The paper only analyzes characteristics supported by the auction text. Many characteristics important to collectors, like Herakles having a handsome appearance or a recognizable lion skin, are not discussed.

2 comments:

Ed Snible said...

It will be interesting to see if NGC can succeed where others have failed. Some people seem to fetishize the containers. A company even slabs comic books — a process which significanty obscures the storyline!

David Vagi is pretty smart and the article (or press release) says he has developed a new system for grading ancients. I hope he can teach the method. I believe NGC uses three graders and they are supposed to reach the same grade independently.

Unlike comic books or modern coins the artistic quality of an ancient can greatly vary between two specimens in identical preservation. This means that it won't be possible to safely buy ancients sight-unseen. That fungibility is the major reason slabbing works in the modern coin marketplace. Too bad Vagi didn't invent an easily explicable numerical method for evaluating artistic merit! (Such a scheme would also be useful for paintings.)

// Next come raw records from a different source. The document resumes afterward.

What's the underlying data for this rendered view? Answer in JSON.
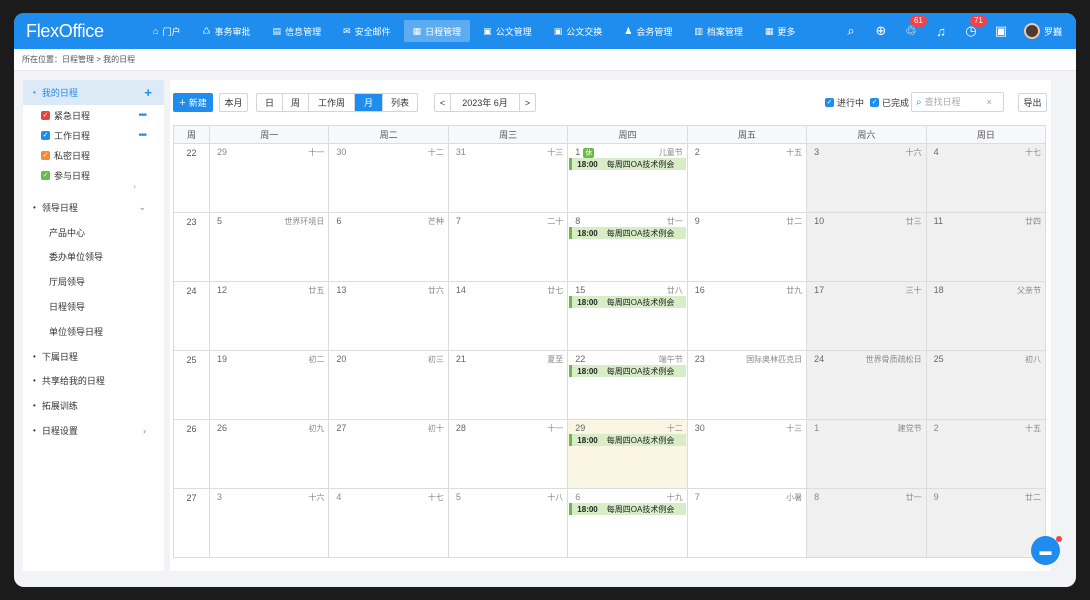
{
  "app": {
    "logo": "FlexOffice",
    "user": "罗巍"
  },
  "nav": [
    {
      "label": "门户",
      "icon": "home-icon",
      "glyph": "⌂"
    },
    {
      "label": "事务审批",
      "icon": "approval-icon",
      "glyph": "♺"
    },
    {
      "label": "信息管理",
      "icon": "document-icon",
      "glyph": "▤"
    },
    {
      "label": "安全邮件",
      "icon": "mail-icon",
      "glyph": "✉"
    },
    {
      "label": "日程管理",
      "icon": "calendar-icon",
      "glyph": "▦"
    },
    {
      "label": "公文管理",
      "icon": "briefcase-icon",
      "glyph": "▣"
    },
    {
      "label": "公文交换",
      "icon": "lock-icon",
      "glyph": "▣"
    },
    {
      "label": "会务管理",
      "icon": "person-icon",
      "glyph": "♟"
    },
    {
      "label": "档案管理",
      "icon": "archive-icon",
      "glyph": "▥"
    },
    {
      "label": "更多",
      "icon": "grid-icon",
      "glyph": "▦"
    }
  ],
  "nav_active": 4,
  "tools": {
    "badge_a": "61",
    "badge_b": "71"
  },
  "breadcrumb": {
    "prefix": "所在位置：",
    "path": "日程管理 > 我的日程"
  },
  "sidebar": {
    "my_schedule": "我的日程",
    "categories": [
      {
        "label": "紧急日程",
        "color": "#e0483e",
        "more": "•••"
      },
      {
        "label": "工作日程",
        "color": "#1f8ded",
        "more": "•••"
      },
      {
        "label": "私密日程",
        "color": "#f08a3c",
        "more": ""
      },
      {
        "label": "参与日程",
        "color": "#6cb84a",
        "more": ""
      }
    ],
    "leader_schedule": "领导日程",
    "leaders": [
      "产品中心",
      "委办单位领导",
      "厅局领导",
      "日程领导",
      "单位领导日程"
    ],
    "others": [
      "下属日程",
      "共享给我的日程",
      "拓展训练",
      "日程设置"
    ]
  },
  "toolbar": {
    "new_label": "新建",
    "this_month": "本月",
    "views": [
      "日",
      "周",
      "工作周",
      "月",
      "列表"
    ],
    "active_view": 3,
    "month_label": "2023年 6月",
    "prev": "<",
    "next": ">",
    "in_progress": "进行中",
    "completed": "已完成",
    "search_placeholder": "查找日程",
    "export": "导出"
  },
  "calendar": {
    "week_header": "周",
    "weekdays": [
      "周一",
      "周二",
      "周三",
      "周四",
      "周五",
      "周六",
      "周日"
    ],
    "weeks": [
      {
        "wk": "22",
        "days": [
          {
            "d": "29",
            "l": "十一"
          },
          {
            "d": "30",
            "l": "十二"
          },
          {
            "d": "31",
            "l": "十三"
          },
          {
            "d": "1",
            "l": "儿童节",
            "tag": "休",
            "ev": true,
            "cur": true
          },
          {
            "d": "2",
            "l": "十五",
            "cur": true
          },
          {
            "d": "3",
            "l": "十六",
            "cur": true
          },
          {
            "d": "4",
            "l": "十七",
            "cur": true
          }
        ]
      },
      {
        "wk": "23",
        "days": [
          {
            "d": "5",
            "l": "世界环境日",
            "cur": true
          },
          {
            "d": "6",
            "l": "芒种",
            "cur": true
          },
          {
            "d": "7",
            "l": "二十",
            "cur": true
          },
          {
            "d": "8",
            "l": "廿一",
            "ev": true,
            "cur": true
          },
          {
            "d": "9",
            "l": "廿二",
            "cur": true
          },
          {
            "d": "10",
            "l": "廿三",
            "cur": true
          },
          {
            "d": "11",
            "l": "廿四",
            "cur": true
          }
        ]
      },
      {
        "wk": "24",
        "days": [
          {
            "d": "12",
            "l": "廿五",
            "cur": true
          },
          {
            "d": "13",
            "l": "廿六",
            "cur": true
          },
          {
            "d": "14",
            "l": "廿七",
            "cur": true
          },
          {
            "d": "15",
            "l": "廿八",
            "ev": true,
            "cur": true
          },
          {
            "d": "16",
            "l": "廿九",
            "cur": true
          },
          {
            "d": "17",
            "l": "三十",
            "cur": true
          },
          {
            "d": "18",
            "l": "父亲节",
            "cur": true
          }
        ]
      },
      {
        "wk": "25",
        "days": [
          {
            "d": "19",
            "l": "初二",
            "cur": true
          },
          {
            "d": "20",
            "l": "初三",
            "cur": true
          },
          {
            "d": "21",
            "l": "夏至",
            "cur": true
          },
          {
            "d": "22",
            "l": "端午节",
            "ev": true,
            "cur": true
          },
          {
            "d": "23",
            "l": "国际奥林匹克日",
            "cur": true
          },
          {
            "d": "24",
            "l": "世界骨质疏松日",
            "cur": true
          },
          {
            "d": "25",
            "l": "初八",
            "cur": true
          }
        ]
      },
      {
        "wk": "26",
        "days": [
          {
            "d": "26",
            "l": "初九",
            "cur": true
          },
          {
            "d": "27",
            "l": "初十",
            "cur": true
          },
          {
            "d": "28",
            "l": "十一",
            "cur": true
          },
          {
            "d": "29",
            "l": "十二",
            "ev": true,
            "cur": true,
            "today": true
          },
          {
            "d": "30",
            "l": "十三",
            "cur": true
          },
          {
            "d": "1",
            "l": "建党节"
          },
          {
            "d": "2",
            "l": "十五"
          }
        ]
      },
      {
        "wk": "27",
        "days": [
          {
            "d": "3",
            "l": "十六"
          },
          {
            "d": "4",
            "l": "十七"
          },
          {
            "d": "5",
            "l": "十八"
          },
          {
            "d": "6",
            "l": "十九",
            "ev": true
          },
          {
            "d": "7",
            "l": "小暑"
          },
          {
            "d": "8",
            "l": "廿一"
          },
          {
            "d": "9",
            "l": "廿二"
          }
        ]
      }
    ],
    "event": {
      "time": "18:00",
      "title": "每周四OA技术例会"
    }
  }
}
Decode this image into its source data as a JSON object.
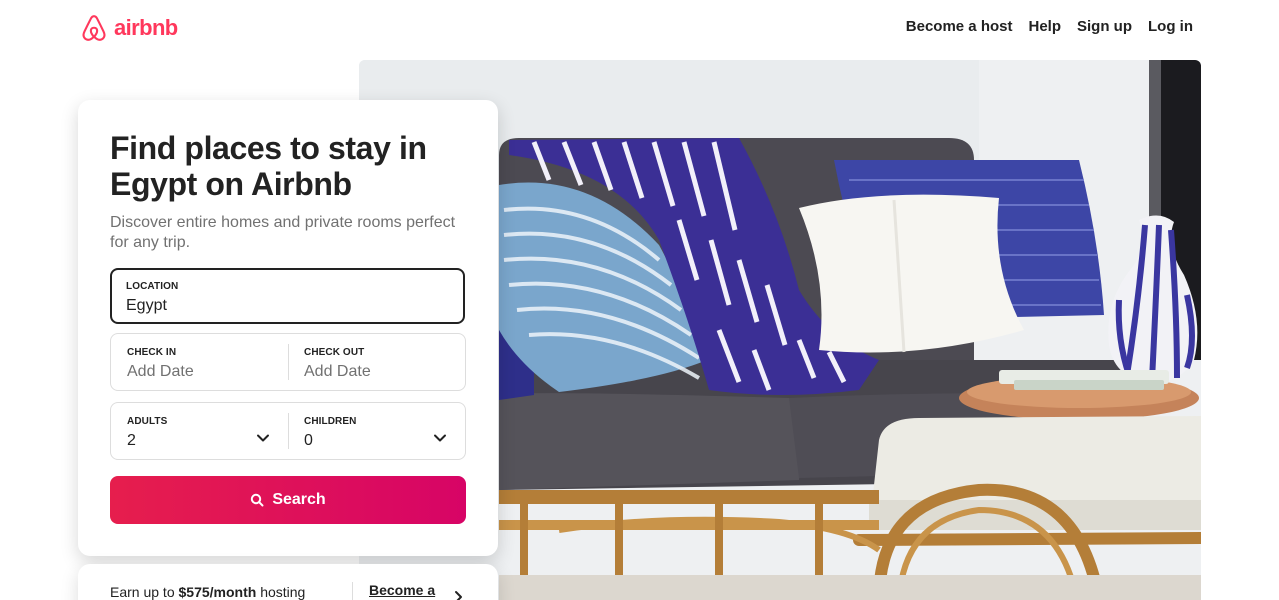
{
  "header": {
    "logo_text": "airbnb",
    "brand_color": "#ff385c",
    "nav": [
      {
        "label": "Become a host"
      },
      {
        "label": "Help"
      },
      {
        "label": "Sign up"
      },
      {
        "label": "Log in"
      }
    ]
  },
  "search_card": {
    "title": "Find places to stay in Egypt on Airbnb",
    "subtitle": "Discover entire homes and private rooms perfect for any trip.",
    "location": {
      "label": "LOCATION",
      "value": "Egypt"
    },
    "check_in": {
      "label": "CHECK IN",
      "placeholder": "Add Date"
    },
    "check_out": {
      "label": "CHECK OUT",
      "placeholder": "Add Date"
    },
    "adults": {
      "label": "ADULTS",
      "value": "2"
    },
    "children": {
      "label": "CHILDREN",
      "value": "0"
    },
    "search_button": {
      "label": "Search",
      "colors": [
        "#e61e4d",
        "#d70466"
      ]
    }
  },
  "host_promo": {
    "text_prefix": "Earn up to ",
    "amount": "$575/month",
    "text_suffix": " hosting",
    "link_label": "Become a"
  },
  "icons": {
    "logo": "airbnb-belo-icon",
    "search": "search-icon",
    "dropdown": "chevron-down-icon",
    "arrow": "chevron-right-icon"
  }
}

I don't like slabs even for moderns. I fear my taste is significantly outside the mainstream. I'd rather have fifty different XF coins than a single MS-70 coin. Vagi is quoted as saying "... third-party grading [of] ancients program [is] not only possible, but necessary." I hope he's wrong.

A few years ago I confessed to Vagi that I prefer an ancient coin in VG worth $200 because it's rare and maybe the finest known rather than a $200 coin in FDC. He thought that was rediculous. We'll see.

Regarding Taylor's paper I wonder if it has some flaws. For example, does having a known year mark increase the value, or are dated issues correlated with particular scarce mints.

Ed Snible said...

A press release says NGSA will be slabbing 20% of it's upcoming auction.

Perhaps we are in a 'coin bubble'? The same press release says “... the collectible coin market has experienced a near 20-year growth cycle virtually unaffected by broader economic cycles. As a result, coin collectibles have blossomed into a $10 billion dollar industry in the United States. Coin certification is credited for much of that growth.”